Nicht zwingend. Ob die GKV zahlt, hängt von der KIG-Stufe ab — und die wird von einem Kieferorthopäden anhand klar definierter Kriterien festgelegt. Eine optisch schiefe Schneide entspricht häufig KIG 1 oder 2 — und damit Privatzahlung.

„Aligner sind eine Lifestyle-Behandlung, da zahlt nichts."

Aligner sind grundsätzlich versicherungstechnisch eine kieferorthopädische Behandlung wie jede andere — wenn der Behandlungsplan eines Kieferorthopäden zugrunde liegt. Aligner-Kurse, die direkt an den Endkunden vermarktet werden (ohne Kieferorthopäden-Diagnose), sind in der Regel nicht erstattungsfähig.

„Mit Wartezeit ist KFO sowieso aussichtslos."

Bei Tarifen ohne Wartezeit greift der Schutz mit dem vertraglich vereinbarten Versicherungsbeginn. Entscheidend ist, dass die Behandlung zu diesem Zeitpunkt noch nicht angeraten war. Was Wartezeit konkret bedeutet, klärt der Beitrag „Wartezeit bei der Zahnzusatzversicherung".

7. Was Sie als Eltern frühzeitig prüfen sollten

  • Vertragsabschluss vor dem ersten KFO-Termin. Sobald ein Kieferorthopäde eine Behandlung ausspricht, fallen die Kosten unter „angeraten" — und damit aus dem Versicherungsschutz heraus.
  • Altersgrenze beachten. Bei den hier vermittelten Mehr-Zahn-Tarifen muss der Behandlungsbeginn vor dem 21. Lebensjahr liegen. Eine Behandlung, die mit 22 startet, ist außerhalb dieser Altersgrenze nicht mehr versichert (Ausnahme: Unfallfolgen).
  • Bonusheft auch beim Kind.
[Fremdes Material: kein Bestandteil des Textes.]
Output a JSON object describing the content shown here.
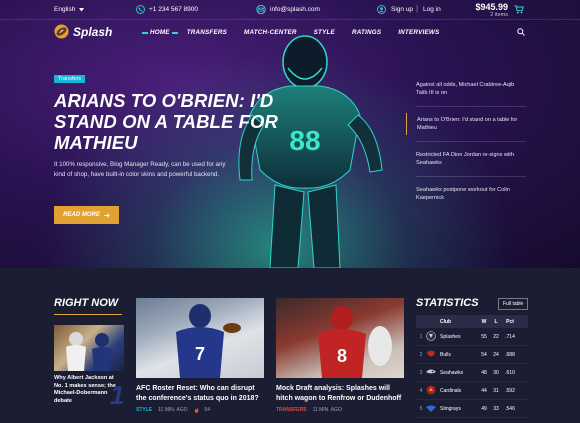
{
  "topbar": {
    "language": "English",
    "phone": "+1 234 567 8900",
    "email": "info@splash.com",
    "signup": "Sign up",
    "login": "Log in",
    "cart_price": "$945.99",
    "cart_items": "2 items"
  },
  "brand": {
    "name": "Splash"
  },
  "nav": {
    "items": [
      {
        "label": "HOME"
      },
      {
        "label": "TRANSFERS"
      },
      {
        "label": "MATCH-CENTER"
      },
      {
        "label": "STYLE"
      },
      {
        "label": "RATINGS"
      },
      {
        "label": "INTERVIEWS"
      }
    ]
  },
  "hero": {
    "badge": "Transfers",
    "title": "ARIANS TO O'BRIEN: I'D STAND ON A TABLE FOR MATHIEU",
    "description": "It 100% responsive, Blog Manager Ready, can be used for any kind of shop, have built-in color skins and powerful backend.",
    "cta": "READ MORE",
    "jersey_number": "88"
  },
  "side_news": [
    {
      "text": "Against all odds, Michael Crabtree-Aqib Talib III is on"
    },
    {
      "text": "Arians to O'Brien: I'd stand on a table for Mathieu"
    },
    {
      "text": "Restricted FA Dion Jordan re-signs with Seahawks"
    },
    {
      "text": "Seahawks postpone workout for Colin Kaepernick"
    }
  ],
  "right_now": {
    "title": "RIGHT NOW",
    "story": "Why Albert Jackson at No. 1 makes sense; the Michael-Dobermann debate",
    "number": "1"
  },
  "cards": [
    {
      "title": "AFC Roster Reset: Who can disrupt the conference's status quo in 2018?",
      "category": "STYLE",
      "time": "11 MIN. AGO",
      "count": "54"
    },
    {
      "title": "Mock Draft analysis: Splashes will hitch wagon to Renfrow or Dudenhoff",
      "category": "TRANSFERS",
      "time": "11 MIN. AGO"
    }
  ],
  "statistics": {
    "title": "STATISTICS",
    "full_table": "Full table",
    "headers": {
      "club": "Club",
      "w": "W",
      "l": "L",
      "pct": "Pct"
    },
    "rows": [
      {
        "rank": "1",
        "club": "Splashes",
        "w": "55",
        "l": "22",
        "pct": ".714"
      },
      {
        "rank": "2",
        "club": "Bulls",
        "w": "54",
        "l": "24",
        "pct": ".688"
      },
      {
        "rank": "3",
        "club": "Seahawks",
        "w": "48",
        "l": "30",
        "pct": ".610"
      },
      {
        "rank": "4",
        "club": "Cardinals",
        "w": "44",
        "l": "31",
        "pct": ".592"
      },
      {
        "rank": "5",
        "club": "Stingrays",
        "w": "49",
        "l": "33",
        "pct": ".546"
      }
    ]
  },
  "colors": {
    "accent": "#e2a232",
    "teal": "#2fd5c7",
    "badge": "#19b5d8",
    "background": "#1b1d33"
  }
}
Auch wenn das Bonusheft die Erstattung der Zahnzusatzversicherung nicht bedingt, beeinflusst es spätere GKV-Festzuschüsse. Wer es früh eintragen lässt, profitiert später. Details im Beitrag „Brauche ich ein Bonusheft?".
  • Heil- und Kostenplan einreichen. Bei KFO-Behandlungen ist der HKP nahezu Pflicht — er hält den Behandlungsplan und die Honorarvereinbarung fest. Wie er gelesen wird, steht im Beitrag „Heil- und Kostenplan richtig lesen".

Fazit

Kieferorthopädie ist bei Kindern eine Frage der KIG-Stufe, bei Erwachsenen fast immer eine Frage des Eigenbeitrags. Eine Zahnzusatzversicherung mit KFO-Schutz kann hohe Privatrechnungen deutlich abfedern — bei den Mehr-Zahn-Tarifen der Barmenia mit 100 % Erstattung, einmalig bis 2.000 €, vor dem 21. Lebensjahr. Der zentrale Überblick zur Tarif-Mechanik insgesamt steht im Leitfaden Zahnzusatzversicherung.